I don’t think anyone believes that literally that “all intelligence levels are compatible with all goals”. For example, an intelligence that is too dumb to understand the concept of “algebraic geometry” cannot have a goal that can only be stated in terms of algebraic geometry. I’m pretty sure Bostrom put in a caveat along those lines...
Note: even so, this objection would imply an in increasing range of possible goals as intelligence rises, not convergence.
I freely grant that this maximally strengthened version of the orthogonality thesis is false, even if only for the reasons @Steven Byrnes mentioned below. No entity can have a goal that requires more bits to specify than are used in the specification of the entity’s mind (though this implies a widening circle of goals with increasing intelligence, rather than convergence).
I think it might be worth taking a moment more to ask what you mean by the word “intelligence.” How does a mind become more intelligent? Bostrom proposed three main classes.
There is speed superintelligence, which you could mimic by replacing the neurons of a human brain with components that run millions of times faster but with the same initial connectome. It is at the very least non-obvious that a million-fold-faster thinking Hitler, Gandhi, Einstein, a-random-peasant-farmer-from-the-early-bronze-age, and a-random-hunter-gatherer-from-ice-age-Siberia would end up with compatible goal structures as a result of their boosted thinking.
There is collective superintelligence, where individually smart entities work together form a much smarter whole. At least so far in history, while the behavior of collectives is often hard to predict, their goals have generally been simpler than those of their constituent human minds. I don’t think that’s necessarily a prerequisite for nonhuman collectives, but something has to keep the component goals aligned with each other, well enough to ensure the system as a whole retains coherence. Presumably that somehow is a subset of the overall system—which seems to imply that a collective superintelligence’s goals must be comprehensible to and decided by a smaller collective, which by your argument would seem to be itself less constrained by the forces pushing superintelligences towards convergence. Maybe this implies a simplification of goals as the system gets smarter? But that competes against the system gradually improving each of its subsystems, and even if not it would be a simplification of the subsystems’ goals, and it is again unclear that one very specific goal type is something that every possible collective superintelligence would converge on.

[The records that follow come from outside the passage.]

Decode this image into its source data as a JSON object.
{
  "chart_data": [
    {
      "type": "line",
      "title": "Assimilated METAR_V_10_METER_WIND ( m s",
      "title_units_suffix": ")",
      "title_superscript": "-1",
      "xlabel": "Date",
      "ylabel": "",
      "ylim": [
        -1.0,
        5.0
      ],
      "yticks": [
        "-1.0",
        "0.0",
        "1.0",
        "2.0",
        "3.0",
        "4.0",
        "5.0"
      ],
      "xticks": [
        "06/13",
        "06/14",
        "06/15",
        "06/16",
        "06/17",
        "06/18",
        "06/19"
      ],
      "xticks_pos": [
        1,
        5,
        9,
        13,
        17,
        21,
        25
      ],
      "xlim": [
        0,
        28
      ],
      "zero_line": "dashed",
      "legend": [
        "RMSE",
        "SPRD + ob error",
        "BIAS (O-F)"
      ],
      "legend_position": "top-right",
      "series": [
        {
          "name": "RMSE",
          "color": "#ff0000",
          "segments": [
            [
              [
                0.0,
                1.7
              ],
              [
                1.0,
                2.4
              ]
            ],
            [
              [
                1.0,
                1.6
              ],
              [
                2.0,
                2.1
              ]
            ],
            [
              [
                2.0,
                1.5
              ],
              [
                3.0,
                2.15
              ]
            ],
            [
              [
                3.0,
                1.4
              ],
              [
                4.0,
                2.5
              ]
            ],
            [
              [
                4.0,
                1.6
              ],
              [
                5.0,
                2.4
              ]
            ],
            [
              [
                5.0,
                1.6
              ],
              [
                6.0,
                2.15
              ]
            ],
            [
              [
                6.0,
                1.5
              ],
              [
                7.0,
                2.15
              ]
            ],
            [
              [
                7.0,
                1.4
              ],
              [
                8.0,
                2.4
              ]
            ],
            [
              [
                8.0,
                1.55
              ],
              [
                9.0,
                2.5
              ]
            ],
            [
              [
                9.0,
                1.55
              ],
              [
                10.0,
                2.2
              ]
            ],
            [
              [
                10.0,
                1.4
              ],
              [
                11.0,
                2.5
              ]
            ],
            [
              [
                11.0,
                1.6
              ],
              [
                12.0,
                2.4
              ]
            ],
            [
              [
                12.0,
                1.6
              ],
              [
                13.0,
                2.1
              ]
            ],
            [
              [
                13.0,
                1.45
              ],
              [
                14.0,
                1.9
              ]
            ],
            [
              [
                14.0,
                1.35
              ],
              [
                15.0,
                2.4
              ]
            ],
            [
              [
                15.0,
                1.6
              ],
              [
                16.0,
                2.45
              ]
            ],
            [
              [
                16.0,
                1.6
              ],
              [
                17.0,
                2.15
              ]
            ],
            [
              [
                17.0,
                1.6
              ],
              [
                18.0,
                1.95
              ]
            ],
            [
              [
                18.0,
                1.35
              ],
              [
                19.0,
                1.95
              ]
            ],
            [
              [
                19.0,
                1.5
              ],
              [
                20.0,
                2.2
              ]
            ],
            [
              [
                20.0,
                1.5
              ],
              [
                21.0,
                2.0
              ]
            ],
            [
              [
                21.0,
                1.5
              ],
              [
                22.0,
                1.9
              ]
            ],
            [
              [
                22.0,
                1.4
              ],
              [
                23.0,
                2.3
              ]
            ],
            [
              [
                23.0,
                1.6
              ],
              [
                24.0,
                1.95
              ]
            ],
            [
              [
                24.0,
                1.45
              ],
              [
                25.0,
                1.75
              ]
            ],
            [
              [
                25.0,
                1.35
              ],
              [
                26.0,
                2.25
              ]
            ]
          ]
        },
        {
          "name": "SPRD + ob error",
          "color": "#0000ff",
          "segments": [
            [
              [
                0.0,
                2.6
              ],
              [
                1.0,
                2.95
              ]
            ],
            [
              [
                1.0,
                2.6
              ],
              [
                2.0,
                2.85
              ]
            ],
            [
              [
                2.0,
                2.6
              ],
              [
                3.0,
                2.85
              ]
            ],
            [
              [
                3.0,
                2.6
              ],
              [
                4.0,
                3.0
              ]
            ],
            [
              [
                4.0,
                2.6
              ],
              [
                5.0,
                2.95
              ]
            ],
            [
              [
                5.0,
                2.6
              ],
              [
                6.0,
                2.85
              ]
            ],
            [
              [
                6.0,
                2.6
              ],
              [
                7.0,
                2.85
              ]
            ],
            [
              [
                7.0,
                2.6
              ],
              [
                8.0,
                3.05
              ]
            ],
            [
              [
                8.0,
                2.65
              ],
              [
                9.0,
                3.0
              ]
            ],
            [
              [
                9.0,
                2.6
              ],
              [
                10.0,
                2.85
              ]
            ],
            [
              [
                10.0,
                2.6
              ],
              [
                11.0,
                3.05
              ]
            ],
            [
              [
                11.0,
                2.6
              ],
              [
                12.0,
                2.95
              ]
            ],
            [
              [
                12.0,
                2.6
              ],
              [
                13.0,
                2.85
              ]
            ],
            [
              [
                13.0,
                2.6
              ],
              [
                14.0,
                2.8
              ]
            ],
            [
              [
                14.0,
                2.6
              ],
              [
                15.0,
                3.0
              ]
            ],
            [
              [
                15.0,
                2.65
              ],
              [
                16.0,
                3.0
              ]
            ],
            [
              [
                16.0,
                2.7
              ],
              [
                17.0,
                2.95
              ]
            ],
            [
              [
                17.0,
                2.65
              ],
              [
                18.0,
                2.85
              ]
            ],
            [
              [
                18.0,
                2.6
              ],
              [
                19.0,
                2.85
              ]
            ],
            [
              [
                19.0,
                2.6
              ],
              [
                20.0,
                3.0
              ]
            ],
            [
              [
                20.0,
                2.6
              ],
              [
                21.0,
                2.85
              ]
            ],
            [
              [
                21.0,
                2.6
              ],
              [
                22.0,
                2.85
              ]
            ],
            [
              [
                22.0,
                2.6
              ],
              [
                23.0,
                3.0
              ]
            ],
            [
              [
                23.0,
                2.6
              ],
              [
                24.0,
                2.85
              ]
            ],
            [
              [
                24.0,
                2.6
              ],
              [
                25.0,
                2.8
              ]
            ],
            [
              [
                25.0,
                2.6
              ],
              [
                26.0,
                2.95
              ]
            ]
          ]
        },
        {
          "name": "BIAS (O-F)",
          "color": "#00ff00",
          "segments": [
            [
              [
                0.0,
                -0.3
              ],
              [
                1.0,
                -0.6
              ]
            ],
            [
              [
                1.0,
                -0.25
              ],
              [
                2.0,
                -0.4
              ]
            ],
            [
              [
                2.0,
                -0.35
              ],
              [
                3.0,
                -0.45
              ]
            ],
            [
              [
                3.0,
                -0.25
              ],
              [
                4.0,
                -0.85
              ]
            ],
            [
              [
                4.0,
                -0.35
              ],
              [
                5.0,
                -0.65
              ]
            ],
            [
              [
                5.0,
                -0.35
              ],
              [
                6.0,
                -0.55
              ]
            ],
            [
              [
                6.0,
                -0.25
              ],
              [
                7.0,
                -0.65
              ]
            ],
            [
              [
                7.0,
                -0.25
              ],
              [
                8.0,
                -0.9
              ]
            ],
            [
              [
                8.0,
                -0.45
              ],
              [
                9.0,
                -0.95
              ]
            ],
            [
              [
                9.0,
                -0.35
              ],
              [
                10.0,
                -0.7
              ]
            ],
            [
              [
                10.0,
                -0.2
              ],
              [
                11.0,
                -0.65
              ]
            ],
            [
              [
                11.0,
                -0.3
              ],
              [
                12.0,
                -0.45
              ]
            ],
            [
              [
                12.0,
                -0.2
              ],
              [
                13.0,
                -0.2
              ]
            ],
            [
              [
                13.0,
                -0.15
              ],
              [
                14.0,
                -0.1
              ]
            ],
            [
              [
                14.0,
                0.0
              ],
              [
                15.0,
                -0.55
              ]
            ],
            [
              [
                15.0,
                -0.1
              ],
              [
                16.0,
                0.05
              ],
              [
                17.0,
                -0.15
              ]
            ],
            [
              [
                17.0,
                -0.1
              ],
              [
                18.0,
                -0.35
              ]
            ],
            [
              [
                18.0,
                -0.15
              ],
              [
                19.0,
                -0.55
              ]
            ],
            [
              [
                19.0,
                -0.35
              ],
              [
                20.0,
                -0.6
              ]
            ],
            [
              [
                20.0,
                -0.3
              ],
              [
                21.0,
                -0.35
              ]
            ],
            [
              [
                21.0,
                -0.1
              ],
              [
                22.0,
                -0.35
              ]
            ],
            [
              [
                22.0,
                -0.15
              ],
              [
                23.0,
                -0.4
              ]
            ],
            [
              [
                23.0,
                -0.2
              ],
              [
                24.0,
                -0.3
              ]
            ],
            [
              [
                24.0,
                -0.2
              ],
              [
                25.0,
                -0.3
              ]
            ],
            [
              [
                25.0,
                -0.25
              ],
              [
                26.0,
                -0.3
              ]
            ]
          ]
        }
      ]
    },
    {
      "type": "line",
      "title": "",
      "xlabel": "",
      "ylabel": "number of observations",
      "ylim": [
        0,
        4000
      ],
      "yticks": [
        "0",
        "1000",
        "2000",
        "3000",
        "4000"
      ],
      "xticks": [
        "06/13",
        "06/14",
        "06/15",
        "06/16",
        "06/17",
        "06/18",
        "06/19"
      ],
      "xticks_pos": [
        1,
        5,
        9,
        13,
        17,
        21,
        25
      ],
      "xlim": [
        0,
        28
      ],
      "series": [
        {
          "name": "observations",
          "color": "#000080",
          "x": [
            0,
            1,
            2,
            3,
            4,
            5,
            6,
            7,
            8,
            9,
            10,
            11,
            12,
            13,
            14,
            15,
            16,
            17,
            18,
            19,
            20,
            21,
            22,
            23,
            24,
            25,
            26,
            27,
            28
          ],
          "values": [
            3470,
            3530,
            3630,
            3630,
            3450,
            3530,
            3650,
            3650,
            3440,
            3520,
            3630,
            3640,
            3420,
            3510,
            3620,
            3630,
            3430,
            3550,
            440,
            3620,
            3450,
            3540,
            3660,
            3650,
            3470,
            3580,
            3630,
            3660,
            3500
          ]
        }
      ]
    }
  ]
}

Then there’s quality superintelligence, which he admits is a murky category, but which includes: larger working and total memory, better speed of internal communication, more total computational elements, lower computational error rate, better or more senses/sensors, and more efficient algorithms (for example, having multiple powerful ANI subsystems it can call upon). That’s a lot of possible degrees of freedom in system design. Even in the absence of the orthogonality thesis, it is at best very unclear that all superintelligences would tend towards the specific kind of goals you’re highlighting.
In that last sense, you’re making the kind of mistake EY was pointing to in this part of the quantum physics sequence, where you’ve ignored an overwhelming prior against a nice-sounding hypothesis based on essentially zero bits of data. I am very confident that MIRI and the FHI would be thrilled to find strong reasons to think alignment won’t be such a hard problem after all, should you or any of them ever find such reasons.